Tyfelian's hands covered his face as he bowed his head, and Abt felt sure that he was imagining that undersea canyon and truly wishing he could hide in it, perhaps forever. A very soft yelp came from him, a wail of grief and loss that issued straight from his heart. His tears flowed freely now, and they trickled over his hands to splash into the ashes.
When his immediate grief had played itself out, he looked up to see Anna and the other nineteen crewmen, plus a Krynnish elf that he had never met, waiting for him to finish. Anna stood there, barefooted, wearing a very simple peasant dress that looked a little too large for her.
She extended a hand down to help him rise. Tyfelian took it and she lifted him.
She sniffled, glancing at the ashes. Then she said, "Despite everything... thank you for coming after us. How did you know?"
"Long story," Tyfelian replied. "Sildara," he choked out, beckoning to her.
The Svart Alfar hurried to him. As she approached him, he spoke to her in drow sign.
"Take over for me for a while," he managed to tell her with his shaking hands. She smiled at him briefly, taking command from him with understanding. He moved away and leaned against a wall to compose himself and bring back the leader within his soul.
"What can you tell me about what's happening here with those good dragon eggs?" Sildara asked Anna.

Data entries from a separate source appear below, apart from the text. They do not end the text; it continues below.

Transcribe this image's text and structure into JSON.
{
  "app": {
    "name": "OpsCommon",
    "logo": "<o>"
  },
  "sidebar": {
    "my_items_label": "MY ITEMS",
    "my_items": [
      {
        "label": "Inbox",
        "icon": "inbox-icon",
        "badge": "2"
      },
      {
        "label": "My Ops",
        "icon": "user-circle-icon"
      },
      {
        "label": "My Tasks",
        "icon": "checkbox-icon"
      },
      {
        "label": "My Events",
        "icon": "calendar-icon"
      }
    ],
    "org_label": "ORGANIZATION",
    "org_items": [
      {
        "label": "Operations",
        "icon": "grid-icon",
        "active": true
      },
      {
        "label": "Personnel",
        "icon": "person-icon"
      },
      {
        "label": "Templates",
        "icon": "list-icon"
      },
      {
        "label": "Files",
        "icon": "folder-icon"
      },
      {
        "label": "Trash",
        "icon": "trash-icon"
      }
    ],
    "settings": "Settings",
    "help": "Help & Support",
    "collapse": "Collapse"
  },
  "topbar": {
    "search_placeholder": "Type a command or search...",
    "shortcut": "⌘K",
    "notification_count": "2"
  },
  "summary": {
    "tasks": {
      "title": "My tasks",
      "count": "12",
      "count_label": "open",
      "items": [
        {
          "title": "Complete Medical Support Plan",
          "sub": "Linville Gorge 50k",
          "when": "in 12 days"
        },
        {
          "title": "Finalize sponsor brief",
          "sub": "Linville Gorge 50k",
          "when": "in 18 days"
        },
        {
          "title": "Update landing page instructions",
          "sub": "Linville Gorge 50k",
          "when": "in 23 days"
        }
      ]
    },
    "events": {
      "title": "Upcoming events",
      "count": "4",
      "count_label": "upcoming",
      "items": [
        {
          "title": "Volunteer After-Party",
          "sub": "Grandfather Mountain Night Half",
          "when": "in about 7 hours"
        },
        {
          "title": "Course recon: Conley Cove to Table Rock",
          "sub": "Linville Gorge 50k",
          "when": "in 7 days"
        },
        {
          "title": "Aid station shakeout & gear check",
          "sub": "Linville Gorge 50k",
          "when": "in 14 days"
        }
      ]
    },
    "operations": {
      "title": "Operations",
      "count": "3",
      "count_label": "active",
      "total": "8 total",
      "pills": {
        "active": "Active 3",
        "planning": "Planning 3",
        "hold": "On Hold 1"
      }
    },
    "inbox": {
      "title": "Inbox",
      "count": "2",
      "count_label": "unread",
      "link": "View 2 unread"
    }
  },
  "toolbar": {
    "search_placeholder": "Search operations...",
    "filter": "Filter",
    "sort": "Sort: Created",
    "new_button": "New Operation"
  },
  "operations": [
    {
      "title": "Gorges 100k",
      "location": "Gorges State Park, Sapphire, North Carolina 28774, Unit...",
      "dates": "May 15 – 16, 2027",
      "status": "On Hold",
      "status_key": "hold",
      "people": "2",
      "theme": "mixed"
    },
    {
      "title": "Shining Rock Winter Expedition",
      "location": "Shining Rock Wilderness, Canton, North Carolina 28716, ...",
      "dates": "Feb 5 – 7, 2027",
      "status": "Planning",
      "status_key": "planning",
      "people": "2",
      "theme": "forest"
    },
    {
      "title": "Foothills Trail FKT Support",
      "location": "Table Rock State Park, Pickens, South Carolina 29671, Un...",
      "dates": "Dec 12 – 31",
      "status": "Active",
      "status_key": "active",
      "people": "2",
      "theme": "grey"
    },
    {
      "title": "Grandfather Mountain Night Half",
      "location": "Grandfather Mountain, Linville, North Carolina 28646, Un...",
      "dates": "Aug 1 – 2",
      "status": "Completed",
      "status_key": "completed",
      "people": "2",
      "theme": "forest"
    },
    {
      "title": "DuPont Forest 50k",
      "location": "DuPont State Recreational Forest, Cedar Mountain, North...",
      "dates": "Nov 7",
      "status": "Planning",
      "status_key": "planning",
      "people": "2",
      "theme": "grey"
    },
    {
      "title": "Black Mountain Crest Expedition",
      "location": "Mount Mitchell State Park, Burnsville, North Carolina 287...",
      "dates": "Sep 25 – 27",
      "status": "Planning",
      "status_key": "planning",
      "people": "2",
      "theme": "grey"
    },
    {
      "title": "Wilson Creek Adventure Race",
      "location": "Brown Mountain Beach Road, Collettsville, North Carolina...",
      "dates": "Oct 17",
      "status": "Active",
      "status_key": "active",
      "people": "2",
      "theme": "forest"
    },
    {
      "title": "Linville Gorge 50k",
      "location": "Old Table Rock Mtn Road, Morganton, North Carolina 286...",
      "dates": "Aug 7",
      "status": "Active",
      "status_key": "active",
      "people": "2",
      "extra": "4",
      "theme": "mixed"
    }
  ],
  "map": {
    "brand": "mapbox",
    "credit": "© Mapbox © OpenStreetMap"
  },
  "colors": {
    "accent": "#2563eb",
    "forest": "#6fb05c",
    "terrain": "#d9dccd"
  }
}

"They're using them to make things. Not draconians... I don't know what they're making, but they're creating something with them."
Sildara shuddered, not wanting to think about what that might be. A possibility occurred to her, but she didn't want to believe it.
"You heard this before they brought you here to sacrifice you?"
Anna found a very faint smile. "You'd be surprised at what you can hear when you're in prison... when they think that you're going to die soon, they're not careful what they say."
Sildara nodded, but then she looked into Anna's eyes. One more thing needed looking after, and Sildara felt that it was perhaps better that she, and not Tyfelian or any other man, asked Anna the question.
"When they held you prisoner here, I'm sure that the guards..." she trailed off, unsure how to continue.
Anna understood.
"No," Anna replied, bolstered by their success in that regard. "Credit that to Kiran and his damn drills."
"None of you?" Sildara queried.
"I talked to the other women before the sacrifice," Anna assured her. "Nothing."
Sildara glanced over at Kiran—indeed, the one who deserved all credit on that issue. To Sildara and Anna, he appeared as a vague shadow in the firelight, but Sildara called to him anyway.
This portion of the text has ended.